The primary strength of our study stems from our large, population-representative household survey in North West province, South Africa, providing a community setting for examination of these issues outside of the typical clinical setting. However, there are some limitations to this study, including the cross-sectional nature of this analysis and thus the inability to make casual inferences. Additionally, engagement in care outcomes (e.g., linkage, adherence) were based on self-report without verification of clinic records. Thus, reports could be impacted by poor recall of dates or actual attendance and adherence. There may be some survivor bias in that those individuals engaged in care are more likely to survive and have inflated estimates of engagement in care (although findings from this study resemble comparable findings from samples that did have verification of treatment and accounting for participant death). This sample may not reflect a highly mobile population, which is extremely common in the North West Province. Mobile populations may be less likely to be captured in survey data and are more likely to drop out of HIV care. An additional limitation is that data collection for this study was completed prior to the initiation of universal test and treat policies in South Africa, which occurred in 2016 [45]. The initiation of these policies has improved uptake of ART [46], especially for women, but gaps remain for 90-90-90 targets with regard to testing and treatment [47] indicating the need to understand contextual factors that may impede or facilitate uptake of these prevention and treatment approaches.

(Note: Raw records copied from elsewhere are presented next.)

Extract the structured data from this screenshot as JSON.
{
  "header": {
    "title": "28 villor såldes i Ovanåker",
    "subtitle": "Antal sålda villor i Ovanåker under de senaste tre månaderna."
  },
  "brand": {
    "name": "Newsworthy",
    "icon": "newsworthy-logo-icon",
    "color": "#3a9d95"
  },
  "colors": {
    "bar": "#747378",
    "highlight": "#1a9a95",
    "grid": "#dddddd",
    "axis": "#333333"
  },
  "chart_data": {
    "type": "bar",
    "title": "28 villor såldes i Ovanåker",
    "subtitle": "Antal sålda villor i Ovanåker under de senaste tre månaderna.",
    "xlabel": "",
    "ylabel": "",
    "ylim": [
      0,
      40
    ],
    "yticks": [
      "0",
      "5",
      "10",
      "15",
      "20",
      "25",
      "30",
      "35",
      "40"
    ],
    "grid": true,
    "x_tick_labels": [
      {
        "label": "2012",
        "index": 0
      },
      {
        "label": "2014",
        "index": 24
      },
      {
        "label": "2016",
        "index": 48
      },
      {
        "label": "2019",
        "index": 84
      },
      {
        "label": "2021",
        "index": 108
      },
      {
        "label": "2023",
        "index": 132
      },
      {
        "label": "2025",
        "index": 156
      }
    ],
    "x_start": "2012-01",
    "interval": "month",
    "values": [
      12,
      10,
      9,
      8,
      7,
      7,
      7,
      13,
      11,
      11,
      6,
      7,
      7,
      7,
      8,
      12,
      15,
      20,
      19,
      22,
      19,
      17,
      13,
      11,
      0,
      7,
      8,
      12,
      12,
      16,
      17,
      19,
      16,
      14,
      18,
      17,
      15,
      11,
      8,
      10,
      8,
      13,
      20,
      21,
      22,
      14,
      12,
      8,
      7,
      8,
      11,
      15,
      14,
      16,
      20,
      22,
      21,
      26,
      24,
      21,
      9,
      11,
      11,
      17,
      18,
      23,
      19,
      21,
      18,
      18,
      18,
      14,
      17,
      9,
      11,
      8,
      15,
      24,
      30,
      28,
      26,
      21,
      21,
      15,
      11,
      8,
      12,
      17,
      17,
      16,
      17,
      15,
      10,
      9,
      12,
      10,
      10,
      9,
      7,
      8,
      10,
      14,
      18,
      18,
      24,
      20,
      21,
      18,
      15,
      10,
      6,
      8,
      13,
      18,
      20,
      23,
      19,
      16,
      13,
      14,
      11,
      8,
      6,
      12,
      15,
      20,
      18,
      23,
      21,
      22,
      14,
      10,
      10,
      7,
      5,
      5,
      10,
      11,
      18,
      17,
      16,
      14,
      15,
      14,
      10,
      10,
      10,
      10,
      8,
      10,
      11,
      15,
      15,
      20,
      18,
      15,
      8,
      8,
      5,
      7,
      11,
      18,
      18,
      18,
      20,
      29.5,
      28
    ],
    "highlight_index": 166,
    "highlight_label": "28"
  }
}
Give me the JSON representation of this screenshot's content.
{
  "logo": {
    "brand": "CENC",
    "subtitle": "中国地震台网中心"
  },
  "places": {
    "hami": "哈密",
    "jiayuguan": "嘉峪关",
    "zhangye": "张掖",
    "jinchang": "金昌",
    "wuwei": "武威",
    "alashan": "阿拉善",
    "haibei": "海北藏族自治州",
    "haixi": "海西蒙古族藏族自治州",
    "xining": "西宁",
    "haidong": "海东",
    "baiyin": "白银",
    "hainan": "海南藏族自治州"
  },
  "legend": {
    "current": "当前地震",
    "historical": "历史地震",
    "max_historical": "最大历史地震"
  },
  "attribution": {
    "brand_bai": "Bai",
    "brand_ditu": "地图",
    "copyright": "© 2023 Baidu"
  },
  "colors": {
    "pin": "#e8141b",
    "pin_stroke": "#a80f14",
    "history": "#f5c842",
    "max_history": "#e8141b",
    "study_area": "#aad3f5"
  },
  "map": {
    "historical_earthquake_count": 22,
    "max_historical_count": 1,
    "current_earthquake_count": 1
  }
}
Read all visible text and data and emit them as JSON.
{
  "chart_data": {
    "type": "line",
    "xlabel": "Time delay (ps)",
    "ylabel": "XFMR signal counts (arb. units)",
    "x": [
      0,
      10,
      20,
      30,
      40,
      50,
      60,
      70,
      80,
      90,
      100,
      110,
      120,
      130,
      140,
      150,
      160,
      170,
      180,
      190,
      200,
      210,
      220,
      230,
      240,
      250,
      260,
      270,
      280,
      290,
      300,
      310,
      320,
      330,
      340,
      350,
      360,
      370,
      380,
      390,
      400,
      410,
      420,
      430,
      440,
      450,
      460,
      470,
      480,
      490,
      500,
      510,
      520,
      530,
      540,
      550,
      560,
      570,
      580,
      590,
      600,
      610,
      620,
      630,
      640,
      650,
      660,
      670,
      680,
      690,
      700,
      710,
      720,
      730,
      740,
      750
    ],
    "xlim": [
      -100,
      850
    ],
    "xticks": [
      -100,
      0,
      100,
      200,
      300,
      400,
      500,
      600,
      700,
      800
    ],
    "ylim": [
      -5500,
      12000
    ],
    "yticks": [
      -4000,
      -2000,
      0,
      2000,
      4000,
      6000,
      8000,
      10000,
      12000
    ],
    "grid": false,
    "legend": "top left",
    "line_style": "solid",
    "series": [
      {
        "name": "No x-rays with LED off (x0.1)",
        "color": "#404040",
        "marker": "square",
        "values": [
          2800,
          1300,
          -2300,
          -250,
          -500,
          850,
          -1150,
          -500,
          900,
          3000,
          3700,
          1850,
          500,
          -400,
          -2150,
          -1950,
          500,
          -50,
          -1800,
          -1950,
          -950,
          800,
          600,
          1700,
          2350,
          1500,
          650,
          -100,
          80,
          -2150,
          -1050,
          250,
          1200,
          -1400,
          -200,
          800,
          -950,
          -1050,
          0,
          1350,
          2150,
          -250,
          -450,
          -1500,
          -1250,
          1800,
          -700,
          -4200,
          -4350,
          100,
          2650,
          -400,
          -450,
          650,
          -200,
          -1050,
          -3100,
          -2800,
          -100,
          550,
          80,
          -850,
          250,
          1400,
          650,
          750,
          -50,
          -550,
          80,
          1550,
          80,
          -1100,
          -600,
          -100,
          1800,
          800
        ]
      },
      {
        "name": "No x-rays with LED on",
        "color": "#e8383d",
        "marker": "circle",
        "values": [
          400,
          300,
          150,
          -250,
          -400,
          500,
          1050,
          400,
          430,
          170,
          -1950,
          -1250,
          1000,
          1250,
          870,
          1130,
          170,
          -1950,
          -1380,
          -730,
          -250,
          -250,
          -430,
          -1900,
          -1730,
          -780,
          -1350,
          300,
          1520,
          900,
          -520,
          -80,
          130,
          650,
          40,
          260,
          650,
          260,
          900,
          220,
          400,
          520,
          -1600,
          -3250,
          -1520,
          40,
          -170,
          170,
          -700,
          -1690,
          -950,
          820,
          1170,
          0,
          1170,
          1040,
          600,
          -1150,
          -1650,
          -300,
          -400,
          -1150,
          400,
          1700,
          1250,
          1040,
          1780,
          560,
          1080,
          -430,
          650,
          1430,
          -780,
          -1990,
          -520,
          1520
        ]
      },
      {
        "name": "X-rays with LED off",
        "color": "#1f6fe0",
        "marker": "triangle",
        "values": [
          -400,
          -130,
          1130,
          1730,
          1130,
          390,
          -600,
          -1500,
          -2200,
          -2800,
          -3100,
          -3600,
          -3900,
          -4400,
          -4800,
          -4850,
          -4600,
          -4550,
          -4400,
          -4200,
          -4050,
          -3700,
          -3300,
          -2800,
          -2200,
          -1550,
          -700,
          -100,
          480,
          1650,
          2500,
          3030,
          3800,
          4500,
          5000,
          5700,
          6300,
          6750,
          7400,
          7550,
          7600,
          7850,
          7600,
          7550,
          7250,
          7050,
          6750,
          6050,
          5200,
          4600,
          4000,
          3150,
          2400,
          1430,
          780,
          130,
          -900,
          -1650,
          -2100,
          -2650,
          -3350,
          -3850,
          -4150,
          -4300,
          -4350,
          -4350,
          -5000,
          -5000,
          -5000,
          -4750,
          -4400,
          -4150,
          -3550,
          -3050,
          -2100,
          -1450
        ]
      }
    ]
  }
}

Taken together, our results suggest that depressive symptoms can exert an influence on HIV-related behaviors in a myriad of ways, and its impact likely varies by gender. These are important points to consider for future programs and research that aim to improve HIV-related behaviors, particularly as there is a burgeoning focus on these issue in sub-Saharan Africa. These findings, from a large representative sample from an area of high HIV prevalence, underscore the need for health care settings to factor mental health conditions, such as depression, more explicitly into their programs, in order to address the entire complement of health-related outcomes, particularly for women.